Историй всего четыре, — авторитетным тоном опытного провокатора заявил однажды Хорхе Луис Борхес. И невозмутимо разъяснил: Одна, самая старая, об укрепленном городе, который штурмуют и обороняют герои. Защитники знают, что город обречен мечу и огню, а сопротивление бесполезно; самый прославленный из завоевателей, Ахилл, знает, что обречен погибнуть, не дожив до победы. <…> Вторая история связана с первой, — о возвращении. Об Улиссе, после десяти лет странствий по грозным морям и остановок на зачарованных островах приплывшем к родной Итаке, и о северных богах, вслед за уничтожением земли видящих, как она, зеленея и лучась, вновь восстает из моря. <…> Третья история — о поиске. <…> Это Ясон, плывущий за Золотым руном, и тридцать персидских птиц, пересекающих горы и моря, чтобы увидеть лик своего бога — Симурга. <…> Последняя история — о самоубийстве бога. Аттис во Фригии калечит и убивает себя; Один жертвует собой Одину, самому себе, девять ночей вися на дереве, пригвожденный копьем; Христа распинают римские легионеры.
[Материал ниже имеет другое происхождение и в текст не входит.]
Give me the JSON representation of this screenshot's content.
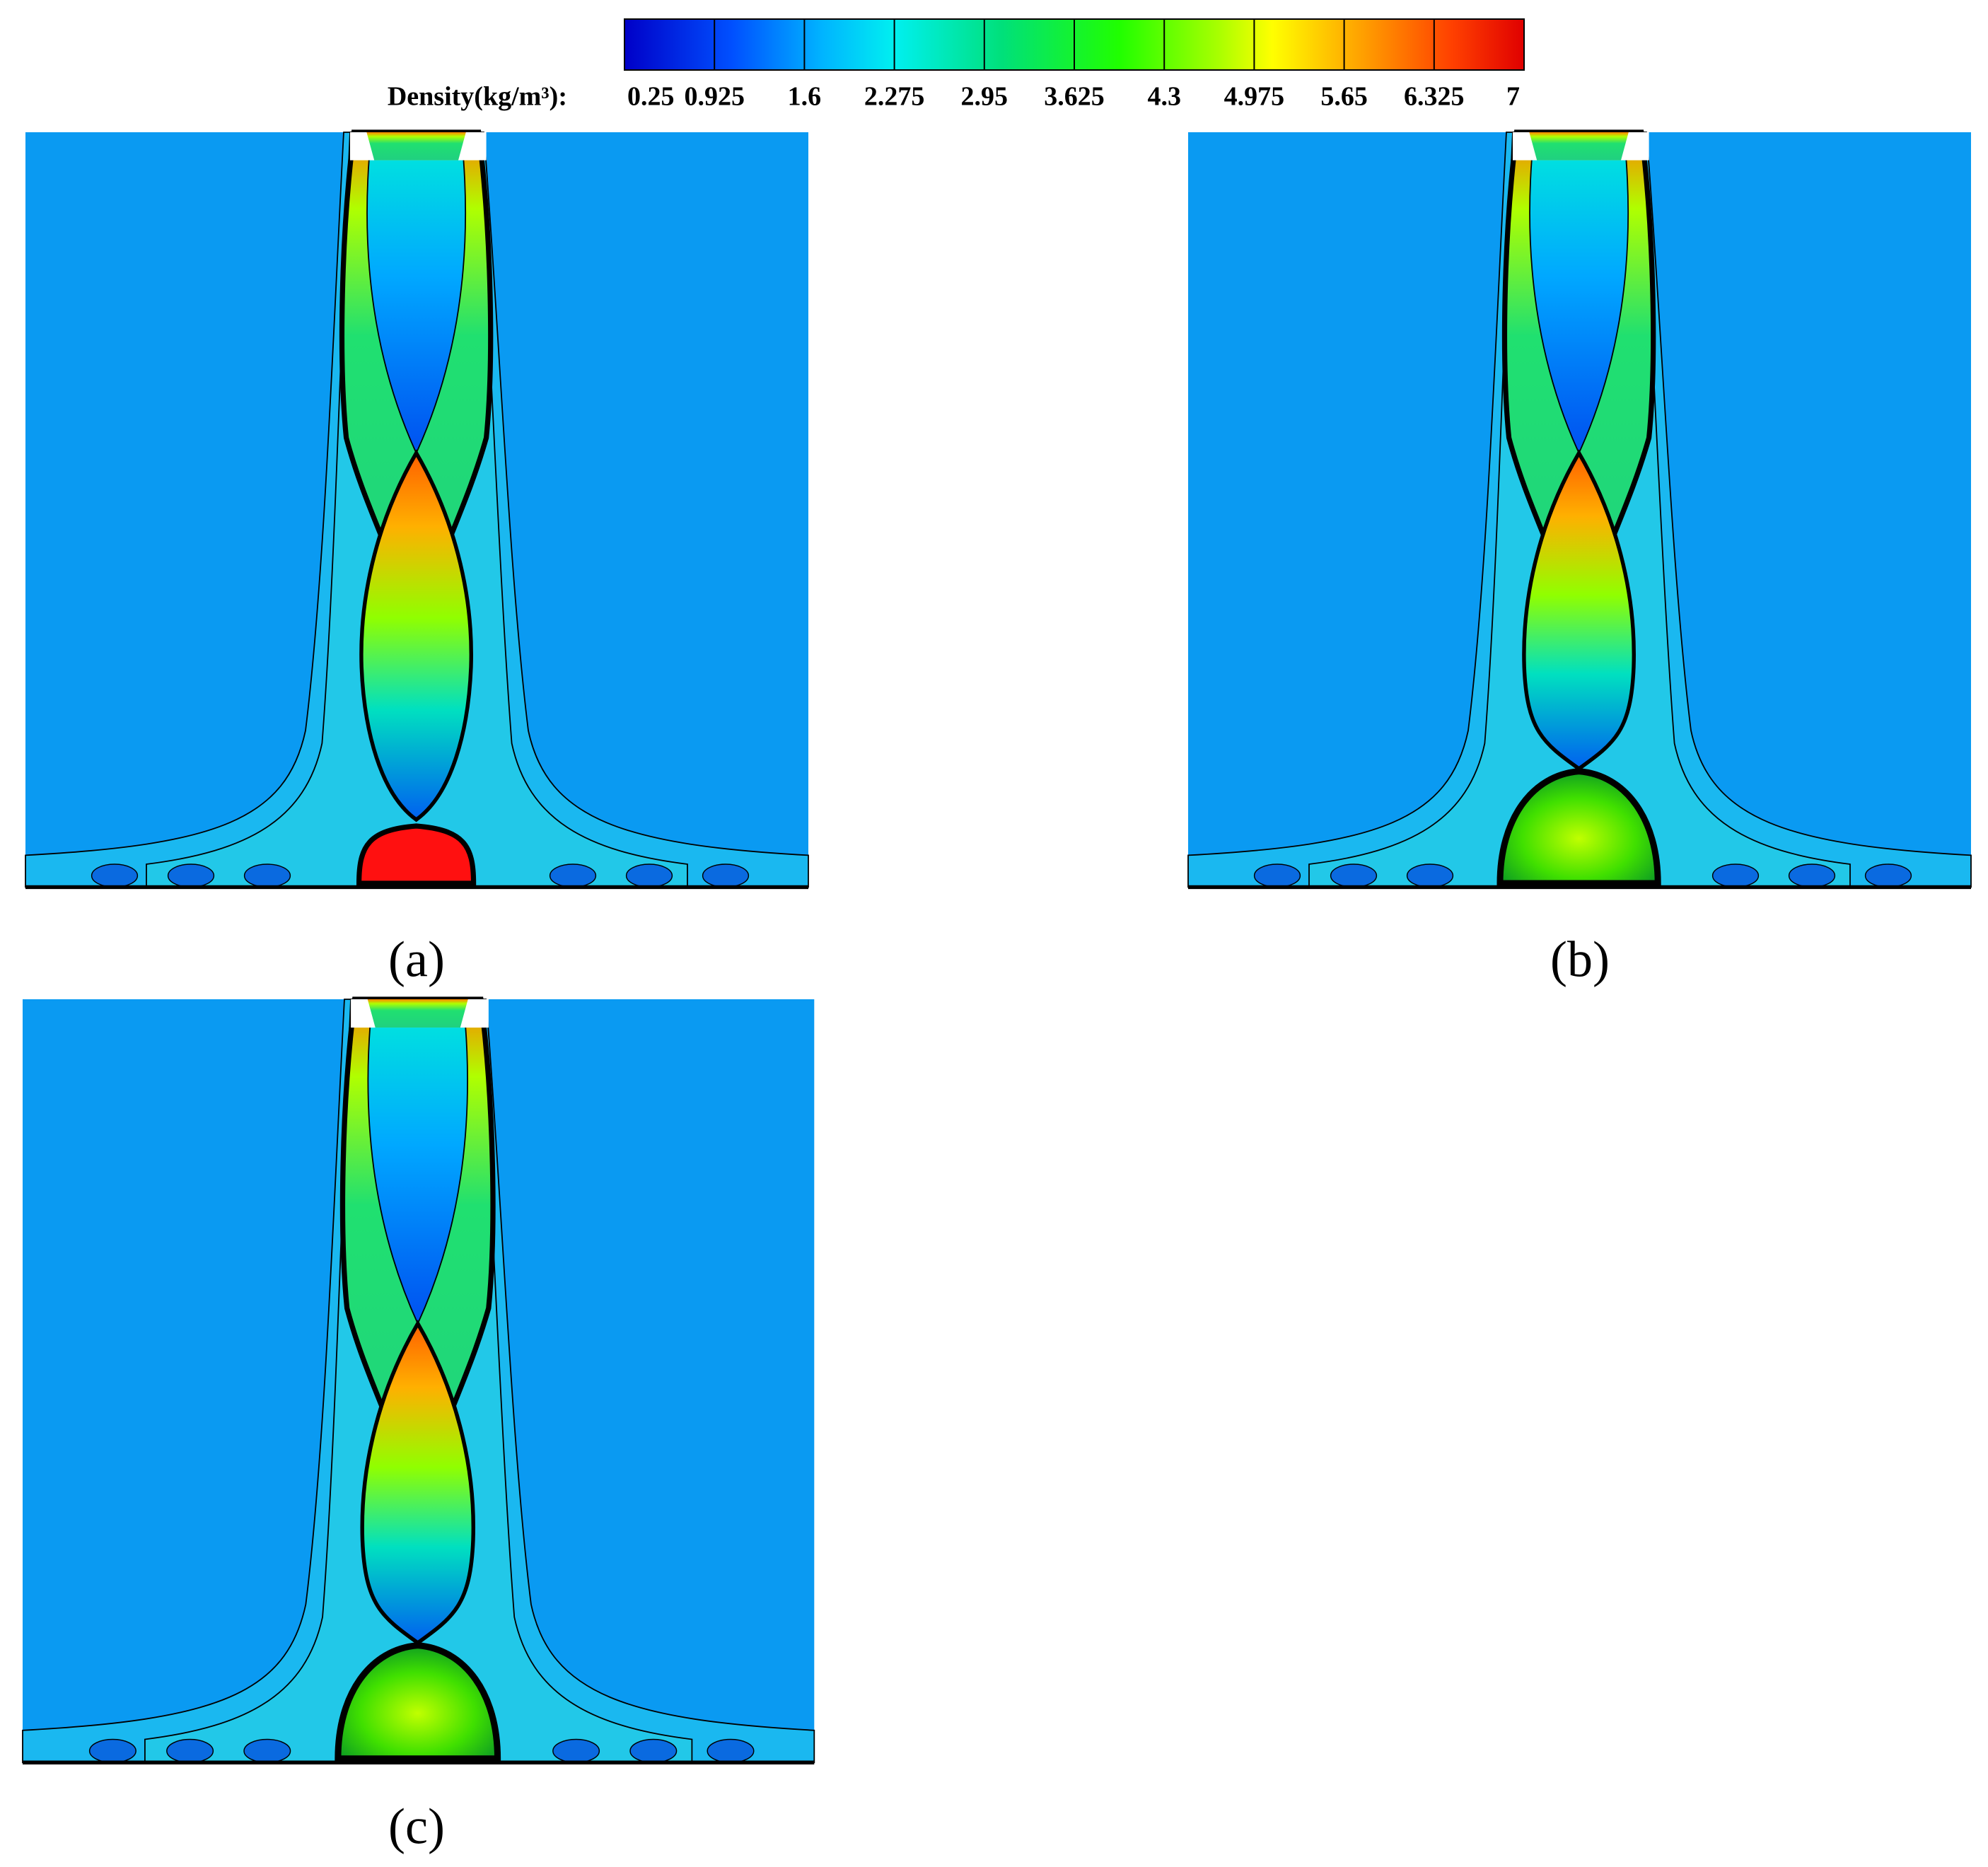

Так говорил Хорхе. И лукаво резюмировал: И сколько бы времени нам ни осталось, мы будем пересказывать их — в том или ином виде. Приговор, однако, подлежит обжалованию — здесь и сейчас. Всего четыре истории, говорите?
О да, историй всего четыре, но это совсем другие истории. Одна (возможно, самая старая) — это история о побеге (состоявшемся или не состоявшемся — не имеет значения, поскольку это история о шансе совершить побег). История о двери в стене, с вашего позволения. О "Зеленой двери в белой стене", которой всю жизнь грезил бедняга Уоллес, и о двери, нарисованной на холсте в каморке Папы Карло (можете сколько угодно твердить, что «Буратино» — римейк «Пинноккио», я же склонен полагать, что Толстой передрал свою сказку у Герберта Уэллса, только снабдил ее однозначным хэппи-эндом). Дверь, ведущая КУДА-ТО (именно дверь, и ничто иное), венчает безысходный, типично пелевинский хэппи-энд в "Омоне Ра". Для несчастных любопытных жен Синей Бороды попытка открыть некую дверь закончилась смертью (этот сюжет с открыванием запретной двери кочует по сказкам народов всего мира, причем попытки подсчитать смертельные исходы и чудесные избавления наводят меня на мысль, что шансы примерно 50 на 50 — не так уж плохо!). Открывший дверь рискует головой (мистера Уоллеса тоже нашли мертвым, да и Буратино не раз был на волосок от гибели), но ставки высоки, потому что за дверью — полная неизвестность и Земля Обетованная в одном флаконе. Резюмирую: по большому счету, моя первая история — это история о побеге ОТСЮДА.